En moyenne, chaque année, seuls 15 étudiants d'instituts régionaux de travail social (IRTS) s'envolent pour un pays doté d'un programme Erasmus. «C'est très peu !, reconnaît Jenny Molina, responsable de l'international à l'IRTS de Bretagne. Surtout au regard des autres mobilités internationales : 64 étudiants partent poursuivre leurs études ou suivre un stage dans un pays étranger, hors programme Erasmus. ». Plusieurs raisons à cela.

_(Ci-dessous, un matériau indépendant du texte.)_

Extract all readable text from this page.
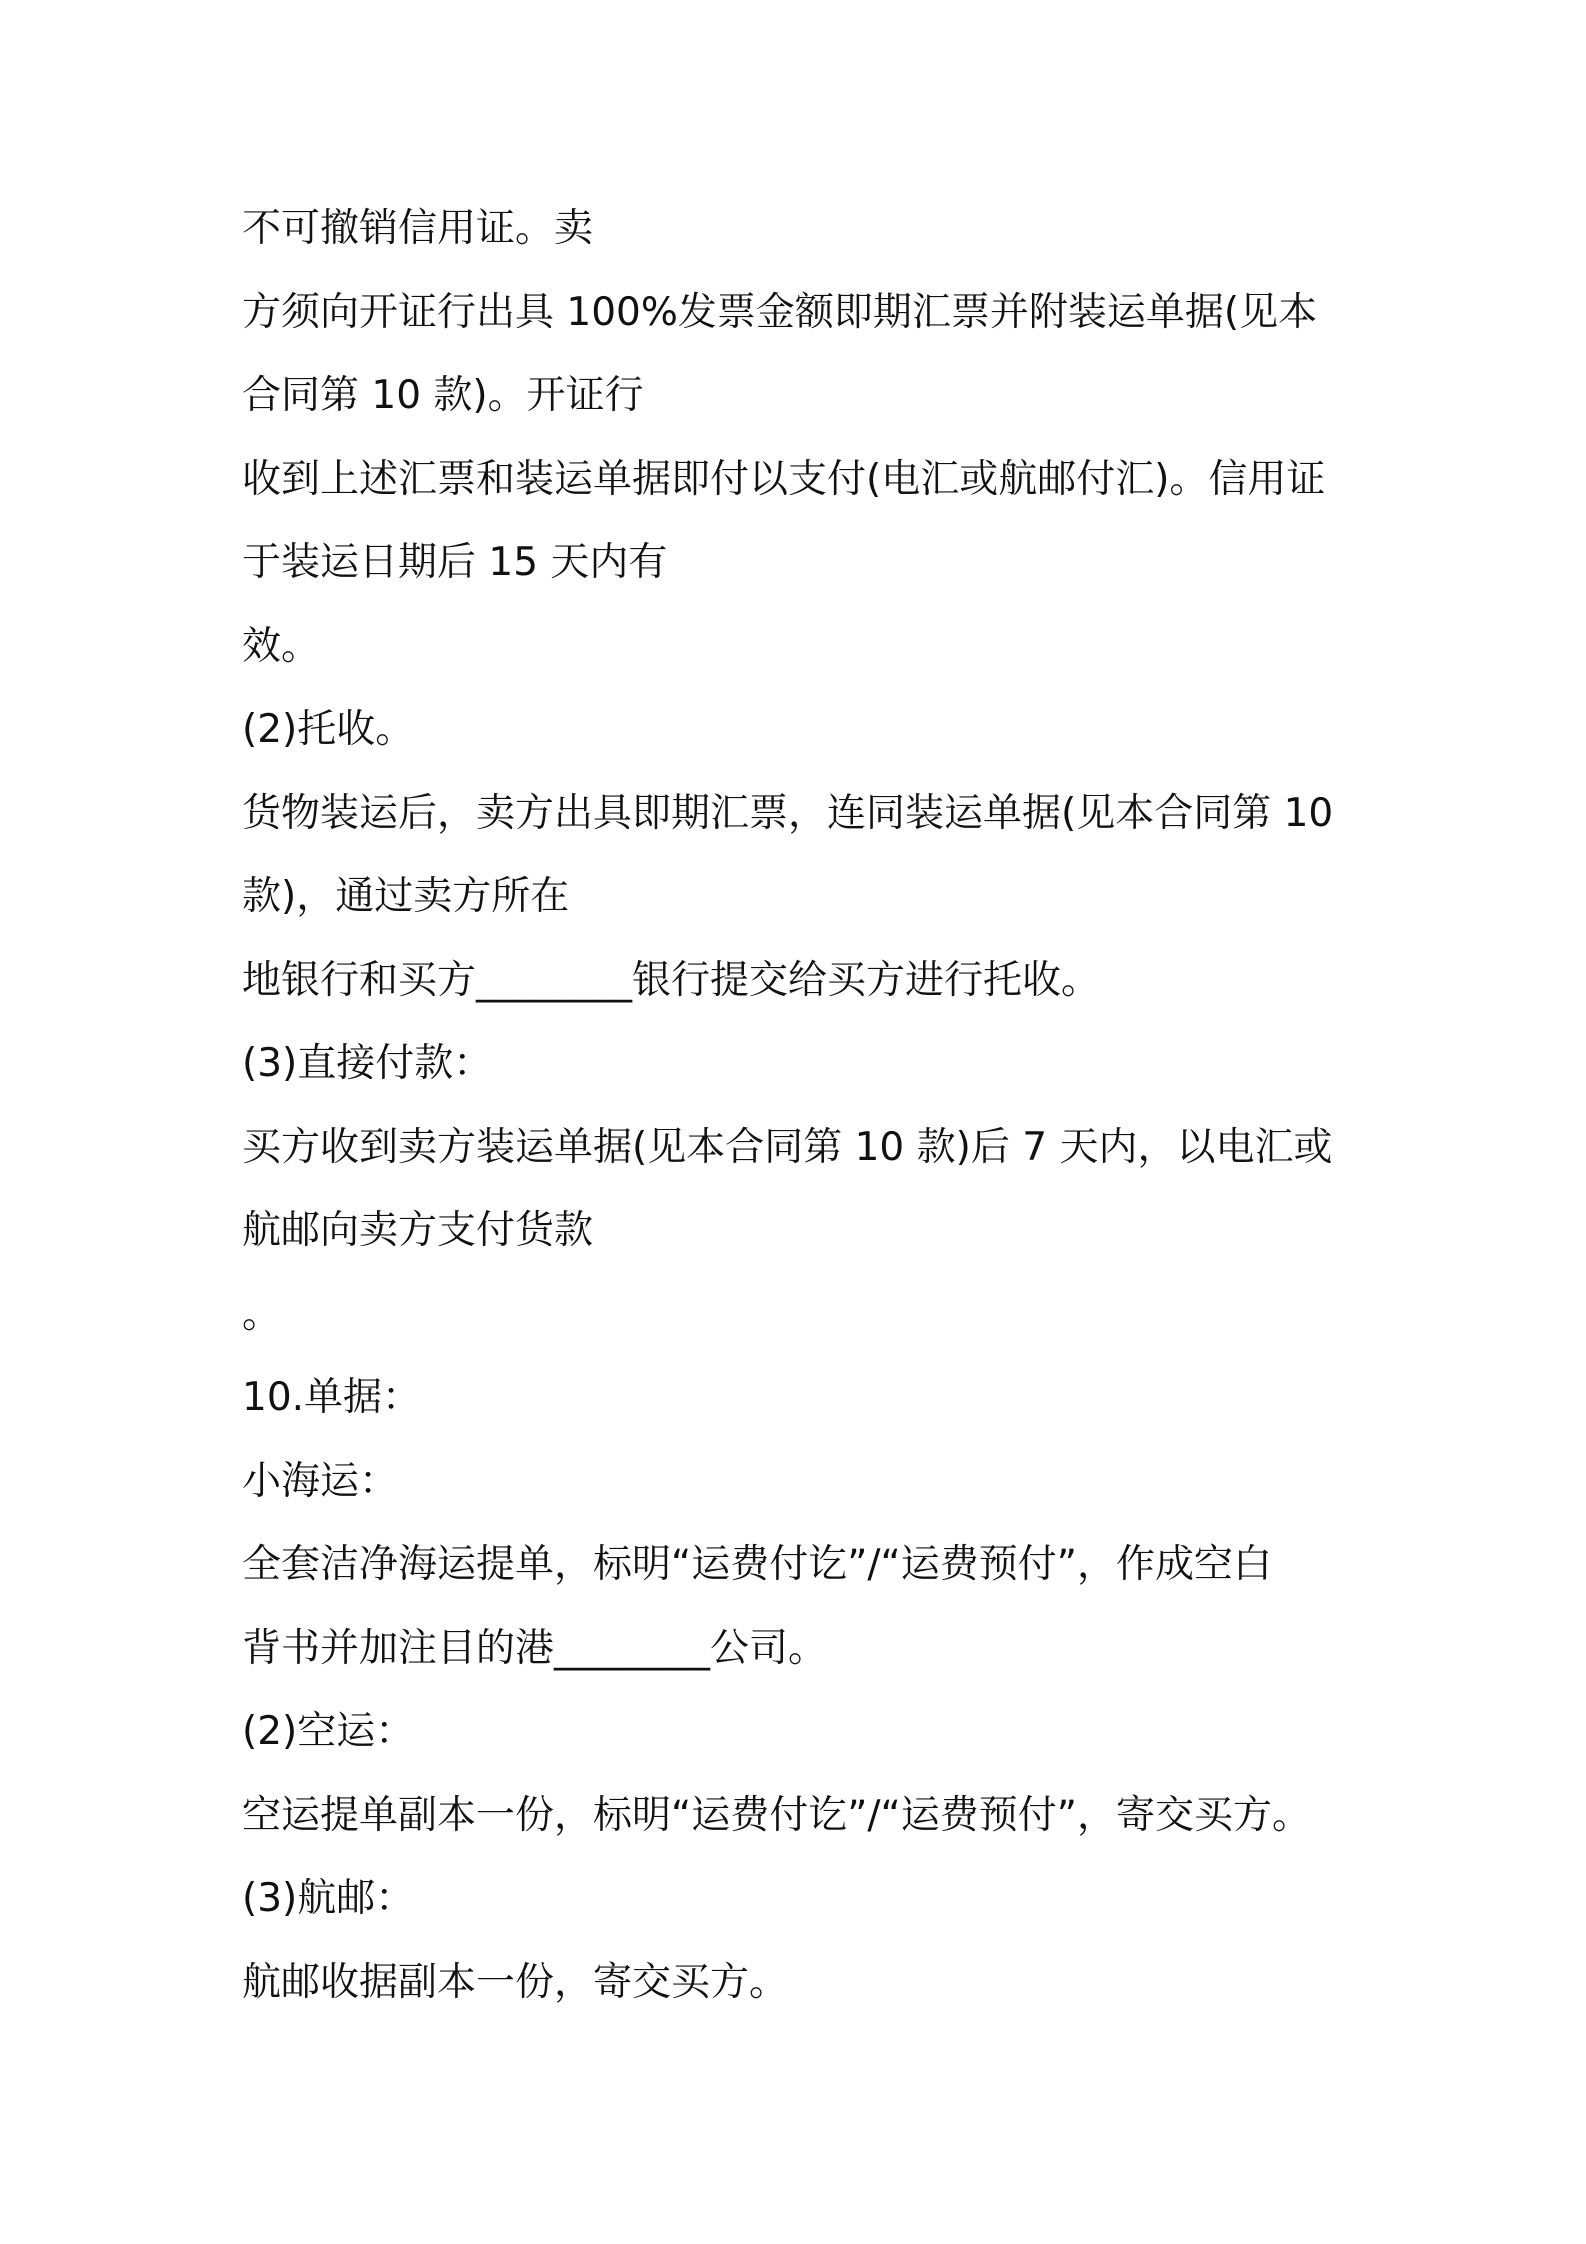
不可撤销信用证。卖
方须向开证行出具 100%发票金额即期汇票并附装运单据(见本
合同第 10 款)。开证行
收到上述汇票和装运单据即付以支付(电汇或航邮付汇)。信用证
于装运日期后 15 天内有
效。
(2)托收。
货物装运后，卖方出具即期汇票，连同装运单据(见本合同第 10
款)，通过卖方所在
地银行和买方________银行提交给买方进行托收。
(3)直接付款：
买方收到卖方装运单据(见本合同第 10 款)后 7 天内，以电汇或
航邮向卖方支付货款
。
10.单据：
小海运：
全套洁净海运提单，标明“运费付讫”/“运费预付”，作成空白
背书并加注目的港________公司。
(2)空运：
空运提单副本一份，标明“运费付讫”/“运费预付”，寄交买方。
(3)航邮：
航邮收据副本一份，寄交买方。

Tout d'abord, les étudiants français sont particulièrement frileux en matière de langues étrangères. Ils choisissent donc en priorité des destinations francophones (Québec ou certains pays d'Afrique), ces derniers ayant une longue tradition d'accueil d'étudiants en travail social. Ensuite, pas facile de financer un voyage d'études avec la bourse Erasmus très réduite : de 150 euros par mois pour un cycle de cours et 300 euros pour un stage ! Mais peu à peu les choses changent. La plupart des IRTS viennent de signer des chartes Erasmus emboîtant ainsi le pas aux instituts précurseurs – Strasbourg, Rennes et Lille.
Expériences transposables
Intérêt de la démarche pour les employeurs? Une fois en poste, ces anciens étudiants Erasmus peuvent apporter un « plus » à la structure en menant des projets d'échanges ou de partenariats à l'international ou, grâce à leur pratique d'une langue étrangère, en suivant la scolarité de jeunes étrangers placés en institution. Certains se font aussi travailleurs sociaux « traducteurs », par exemple, dans les centres d'hébergement et de réinsertion sociale et les centres d'accueil des demandeurs d'asile accueillant des migrants qui ne parlent pas français.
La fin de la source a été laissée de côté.